La posizione dei Radicali che può essere semplice o semplicista è che una soluzione è a portata di mano, ossia  basata sull’integrità personale, l’impegno politico, il meticoloso rispetto per lo stato di diritto, Tutto il resto è un escamotage, per utilizzare una parola  cara a Bordin.  Quando l’ex direttore  della radio è scomparso in aprile è stato come la fine di qualcosa di importante per tutti noi che vogliamo “conoscere per deliberare”, come hanno sempre sostenuto giustamente i Radicali.
L’esperimento di Radio Radicale iniziato nel 1975 è durato più a lungo di quanto ci si potesse aspettare. E subito il giornale giustizialista “Il Fatto Quotidiano” ne ha approfittato per pubblicare un commento del direttore Marco Travaglio dal titolo “Liberisti con i soldi degli altri”. L’obiettivo: colpire la radio dove più fa male. “Che noia, i Radicali vogliono approfittare della morte del nostro più caro nemico, Massimo Bordin, iniziando a piagnucolare di nuovo lamentandosi come sempre del regime di cui hanno fatto parte per cinquant’anni. Si descrivono come liberisti e libertari e poi chiedono soldi allo Stato illiberale che attaccano dall’inizio dei tempi”, scriveva Travaglio.
Ma la verità è un’altra: Radio Radicale chiede da anni che il suo contratto per la convenzione con il Governo sia messo a gara permettendo così alla radio di competere  nel mercato in cui i Radicali credono con passione. Non possiamo dimenticare però che la dura   realtà per i liberali e i Radicali è che non sono amati da nessuno. Le loro campagne progressiste sui diritti sociali hanno alienato i conservatori del Paese. Le loro convinzioni del libero mercato, il loro sostegno a Israele gli hanno messo contro molti a sinistra. La loro laicità militante ha portato a ripetuti scontri con la chiesa cattolica, una istituzione che Radio Radicale ha seguito sempre in maniera rigorosa e senza reverenza. Quanto ai populisti, anche senza il garantismo dei Radicali la loro posizione pro-Unione Europea è già di per sè abbastanza per alienare la nuova classe dirigente.

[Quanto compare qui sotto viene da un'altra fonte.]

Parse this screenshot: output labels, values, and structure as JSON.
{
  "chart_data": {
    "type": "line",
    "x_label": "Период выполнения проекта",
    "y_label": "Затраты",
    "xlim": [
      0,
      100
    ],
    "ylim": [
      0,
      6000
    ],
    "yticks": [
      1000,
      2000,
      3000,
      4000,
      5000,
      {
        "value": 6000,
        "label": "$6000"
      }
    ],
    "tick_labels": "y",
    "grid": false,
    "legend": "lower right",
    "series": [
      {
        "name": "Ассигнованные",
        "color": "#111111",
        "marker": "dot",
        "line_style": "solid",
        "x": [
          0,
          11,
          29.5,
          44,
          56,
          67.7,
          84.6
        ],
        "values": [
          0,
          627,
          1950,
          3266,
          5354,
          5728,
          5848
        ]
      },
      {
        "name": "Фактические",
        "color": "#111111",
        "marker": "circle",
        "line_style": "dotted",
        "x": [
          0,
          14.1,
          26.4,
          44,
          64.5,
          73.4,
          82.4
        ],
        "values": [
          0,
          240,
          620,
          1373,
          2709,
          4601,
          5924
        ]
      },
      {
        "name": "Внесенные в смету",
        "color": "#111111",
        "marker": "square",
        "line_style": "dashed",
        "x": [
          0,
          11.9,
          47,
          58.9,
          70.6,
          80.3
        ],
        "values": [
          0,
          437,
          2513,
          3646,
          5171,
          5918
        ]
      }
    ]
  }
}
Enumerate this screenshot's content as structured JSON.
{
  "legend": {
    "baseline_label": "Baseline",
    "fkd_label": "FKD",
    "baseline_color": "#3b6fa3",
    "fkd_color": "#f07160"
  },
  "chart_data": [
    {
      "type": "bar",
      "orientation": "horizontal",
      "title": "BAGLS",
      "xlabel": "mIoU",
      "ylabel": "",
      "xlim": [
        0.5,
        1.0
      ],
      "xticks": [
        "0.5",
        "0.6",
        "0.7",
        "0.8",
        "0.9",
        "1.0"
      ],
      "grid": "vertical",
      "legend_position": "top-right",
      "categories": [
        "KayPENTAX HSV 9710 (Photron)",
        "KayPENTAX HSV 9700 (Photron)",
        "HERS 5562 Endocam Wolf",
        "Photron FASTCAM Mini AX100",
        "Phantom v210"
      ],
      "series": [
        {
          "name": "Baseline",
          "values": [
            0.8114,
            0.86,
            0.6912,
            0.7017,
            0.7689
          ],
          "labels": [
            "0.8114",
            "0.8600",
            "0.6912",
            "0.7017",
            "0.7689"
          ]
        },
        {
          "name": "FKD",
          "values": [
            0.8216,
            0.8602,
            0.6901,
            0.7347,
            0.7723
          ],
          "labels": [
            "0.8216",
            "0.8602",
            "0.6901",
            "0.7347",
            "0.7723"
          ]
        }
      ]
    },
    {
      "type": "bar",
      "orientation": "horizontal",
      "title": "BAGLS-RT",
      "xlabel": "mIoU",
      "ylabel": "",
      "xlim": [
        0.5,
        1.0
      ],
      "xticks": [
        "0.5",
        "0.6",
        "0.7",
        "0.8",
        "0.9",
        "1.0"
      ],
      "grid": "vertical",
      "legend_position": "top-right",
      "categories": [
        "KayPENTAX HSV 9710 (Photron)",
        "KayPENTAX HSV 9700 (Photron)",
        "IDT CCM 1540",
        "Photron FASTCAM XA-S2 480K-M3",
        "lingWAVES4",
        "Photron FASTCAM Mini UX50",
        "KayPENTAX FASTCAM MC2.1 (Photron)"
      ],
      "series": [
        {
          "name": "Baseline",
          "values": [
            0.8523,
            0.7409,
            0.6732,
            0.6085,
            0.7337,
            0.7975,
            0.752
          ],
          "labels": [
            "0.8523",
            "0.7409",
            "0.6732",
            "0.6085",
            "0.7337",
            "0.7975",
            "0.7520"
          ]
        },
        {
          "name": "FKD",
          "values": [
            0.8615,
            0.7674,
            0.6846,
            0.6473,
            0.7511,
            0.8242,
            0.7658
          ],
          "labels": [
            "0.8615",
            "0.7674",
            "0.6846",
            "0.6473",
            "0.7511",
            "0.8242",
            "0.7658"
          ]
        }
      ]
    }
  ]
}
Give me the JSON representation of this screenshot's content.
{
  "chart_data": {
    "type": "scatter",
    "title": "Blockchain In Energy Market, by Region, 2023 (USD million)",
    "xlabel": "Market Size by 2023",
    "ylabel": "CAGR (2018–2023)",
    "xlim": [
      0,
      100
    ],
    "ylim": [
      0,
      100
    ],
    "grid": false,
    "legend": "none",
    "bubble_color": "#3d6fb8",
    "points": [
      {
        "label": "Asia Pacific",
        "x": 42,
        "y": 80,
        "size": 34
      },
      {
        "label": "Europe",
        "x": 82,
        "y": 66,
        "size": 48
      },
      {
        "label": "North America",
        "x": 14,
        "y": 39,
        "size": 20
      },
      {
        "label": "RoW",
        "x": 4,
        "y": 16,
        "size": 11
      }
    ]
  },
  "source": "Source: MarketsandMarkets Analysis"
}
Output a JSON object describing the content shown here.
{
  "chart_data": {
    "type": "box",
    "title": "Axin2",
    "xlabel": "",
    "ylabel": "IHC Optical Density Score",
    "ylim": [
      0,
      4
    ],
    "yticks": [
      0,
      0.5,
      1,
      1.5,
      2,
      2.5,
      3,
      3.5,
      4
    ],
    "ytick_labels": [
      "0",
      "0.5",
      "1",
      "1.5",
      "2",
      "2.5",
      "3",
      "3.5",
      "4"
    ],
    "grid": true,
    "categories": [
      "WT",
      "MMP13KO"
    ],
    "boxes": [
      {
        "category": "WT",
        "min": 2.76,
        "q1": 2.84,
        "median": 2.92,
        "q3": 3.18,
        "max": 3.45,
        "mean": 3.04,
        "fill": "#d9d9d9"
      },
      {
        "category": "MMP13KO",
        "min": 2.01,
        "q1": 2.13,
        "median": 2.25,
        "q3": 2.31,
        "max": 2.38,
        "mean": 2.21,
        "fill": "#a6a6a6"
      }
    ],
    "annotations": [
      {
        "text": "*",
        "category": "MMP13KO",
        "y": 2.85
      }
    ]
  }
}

Questo isolamento significa che a prescindere del più ampio significato per la democrazia, della trasparenza, del metodo di Radio Radicale i fondi pubblici sarebbero diventati prima o poi un problema. Un altro problema invece riguarda i soldi provenienti dai privati sotto forma di pubblicità. Bene, questa soluzione renderebbe Radio Radicale come tutti gli altri media con una posizione editoriale di fatto compromessa da chi mette i soldi per condizionare la vita del Paese. Auguriamoci che questo non avvenga mai e che Radio Radicale non si spenga ma che continui il suo prezioso lavoro.